Thank you very much, Mr. Chairman.
Thank you to the members of the committee.
This is a great opportunity to participate in this timely and important study. As someone who has spent much of his life thinking about how Canadians have and should engage with African countries and people, I'm happy to see signs of renewed interest in Canada's approach to Africa—not least at this committee.
There are very good reasons that Africa should be the focus of more sustained and strategic policy interest. However, in thinking about the ways this occurs, we should be under no illusions about the degree to which Canada has become more marginal to African interests and actors. This increased marginality is partly due to structural changes in the international domain, but it is also self-inflicted.
Practically, it means that in pursuing renewed engagement with Africa, we are playing catch-up. In this context, we should be modest in our expectations, consistent and consultative in our commitments, comprehensive in our thinking and careful not to make exaggerated claims for the importance of what we are doing.
I say this not to diminish the important ongoing efforts of many Canadians and Africans at both intergovernmental and transsocietal levels to engage in mutually beneficial ways. Indeed, relationships between Canada and Africa are more diverse and more diversified than ever. At the level of official Canadian policy, however, an always limited overall level of commitment has diminished over the past two decades at precisely the same time as many other governments were recognizing Africa's growing economic, security, diplomatic and political importance and undertaking new initiatives to forge deeper and more strategic relationships.
Historically, Canada's involvement in Africa rested on a comparatively broad but disconnected and shallow foundation of international development assistance; periodic and sometimes troubled military and police deployments to multilateral peace operations; commitments to multilateral bodies with large African memberships, including la Francophonie and the Commonwealth; and people-to-people links through civil society organizations. Later, these were broadened by the impactful but controversial role of the Canadian extractive sector.
Periodically, however, these more routine points of contact were supplemented by prominent Canadian diplomatic initiatives. Two particularly prominent examples, among many, were the Mulroney government's sustained engagement with the struggle to end apartheid—which we've been reminded of with Prime Minister Mulroney's recent passing—and the Chrétien government's championing of the Africa action plan through what was then the G8 in 2002. These kinds of initiatives were never part of a comprehensive African strategy. We've never had one. However, they occurred often enough to regularly renew the idea that Canada could and should play key roles in issues that matter to Africans.
Since the mid-2000s, however, this intermittent African impulse has largely dissipated, and sustained, high-level interest and engagement with Africa have been notably lacking. In the face of previous Canadian initiatives on the continent, as well as escalating interest from governments elsewhere, this came across as relative indifference. This was true not only in a general sense, but in key bilateral relationships such as that with post-apartheid South Africa.
It is this sense of relatively diminished interest that needs to be confronted in pursuing a renewed approach to Africa.
To be sure, in a time of urgent demands in other parts of the world and scarce resources, a more concerted focus on Africa may seem difficult to justify, although I don't get the sense that I have to justify it to this committee.
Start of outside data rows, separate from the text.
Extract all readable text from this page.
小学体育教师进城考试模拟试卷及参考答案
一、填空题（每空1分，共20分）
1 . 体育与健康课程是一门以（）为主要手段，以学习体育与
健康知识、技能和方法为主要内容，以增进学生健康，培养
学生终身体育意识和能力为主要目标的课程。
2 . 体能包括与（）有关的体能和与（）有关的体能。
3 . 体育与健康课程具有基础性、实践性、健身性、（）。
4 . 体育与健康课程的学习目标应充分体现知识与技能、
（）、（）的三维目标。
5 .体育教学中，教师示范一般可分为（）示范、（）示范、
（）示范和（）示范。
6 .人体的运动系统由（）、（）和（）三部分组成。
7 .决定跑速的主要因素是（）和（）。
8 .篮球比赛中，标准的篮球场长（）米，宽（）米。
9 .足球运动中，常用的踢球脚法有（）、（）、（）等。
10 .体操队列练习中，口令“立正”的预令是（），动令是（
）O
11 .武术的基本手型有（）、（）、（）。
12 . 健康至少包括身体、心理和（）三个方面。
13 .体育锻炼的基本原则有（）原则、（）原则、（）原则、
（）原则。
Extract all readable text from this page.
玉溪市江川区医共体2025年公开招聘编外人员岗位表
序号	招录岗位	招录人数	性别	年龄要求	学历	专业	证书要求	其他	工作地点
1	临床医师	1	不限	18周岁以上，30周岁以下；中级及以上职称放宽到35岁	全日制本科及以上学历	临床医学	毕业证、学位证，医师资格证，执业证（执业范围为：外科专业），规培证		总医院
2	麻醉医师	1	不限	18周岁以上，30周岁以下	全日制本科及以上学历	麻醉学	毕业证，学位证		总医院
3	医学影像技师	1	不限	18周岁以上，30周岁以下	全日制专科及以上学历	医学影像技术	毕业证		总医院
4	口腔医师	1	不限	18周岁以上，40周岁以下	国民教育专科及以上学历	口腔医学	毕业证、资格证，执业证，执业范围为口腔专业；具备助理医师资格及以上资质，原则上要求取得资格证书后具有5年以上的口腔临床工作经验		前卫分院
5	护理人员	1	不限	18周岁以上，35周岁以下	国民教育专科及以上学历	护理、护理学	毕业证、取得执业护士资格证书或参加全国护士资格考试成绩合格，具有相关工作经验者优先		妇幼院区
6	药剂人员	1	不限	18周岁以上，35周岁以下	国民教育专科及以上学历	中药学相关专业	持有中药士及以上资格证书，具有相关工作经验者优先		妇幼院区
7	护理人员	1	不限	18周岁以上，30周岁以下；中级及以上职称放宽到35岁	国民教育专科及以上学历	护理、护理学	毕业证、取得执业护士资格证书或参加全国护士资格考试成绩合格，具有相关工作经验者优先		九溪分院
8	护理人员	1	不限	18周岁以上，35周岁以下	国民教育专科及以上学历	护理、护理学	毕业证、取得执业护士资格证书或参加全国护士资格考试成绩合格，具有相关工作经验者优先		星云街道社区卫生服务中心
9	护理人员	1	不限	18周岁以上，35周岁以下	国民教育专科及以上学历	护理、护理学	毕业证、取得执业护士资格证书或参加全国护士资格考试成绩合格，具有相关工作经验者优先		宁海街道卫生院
Engaging with the continent is important for both self-interested and systemic reasons, many of which you have already heard about. I watched your opening session. It was a very useful background.
Africa's potential economic upside is greater than any other global region's, yet its security and humanitarian challenges are more widespread in ways that have systemic impacts and could greatly limit its potential.
Major collective action challenges that we're all affected by, including forced migration, global health and environmental sustainability simply cannot be successfully faced down without African partnerships.
Finally, because of its growing importance as well as its large number of states, Africa is of great and growing international diplomatic importance. Broadly, this places Africa at the fulcrum of growing world order tensions, and I hope we get a chance to talk about those in the course of our conversation. Narrowly, Canada's inability to gain significant support from African governments was important in the failure of our last two campaigns for a non-permanent seat on the UN Security Council.
Given these incentives to engage, it is entirely appropriate for the government to explore ways of enhancing Canada's involvement in Africa. In doing so, however, it is important that we build on Canada's diverse but unconsolidated connections to develop a more sustained, comprehensive and respectful approach.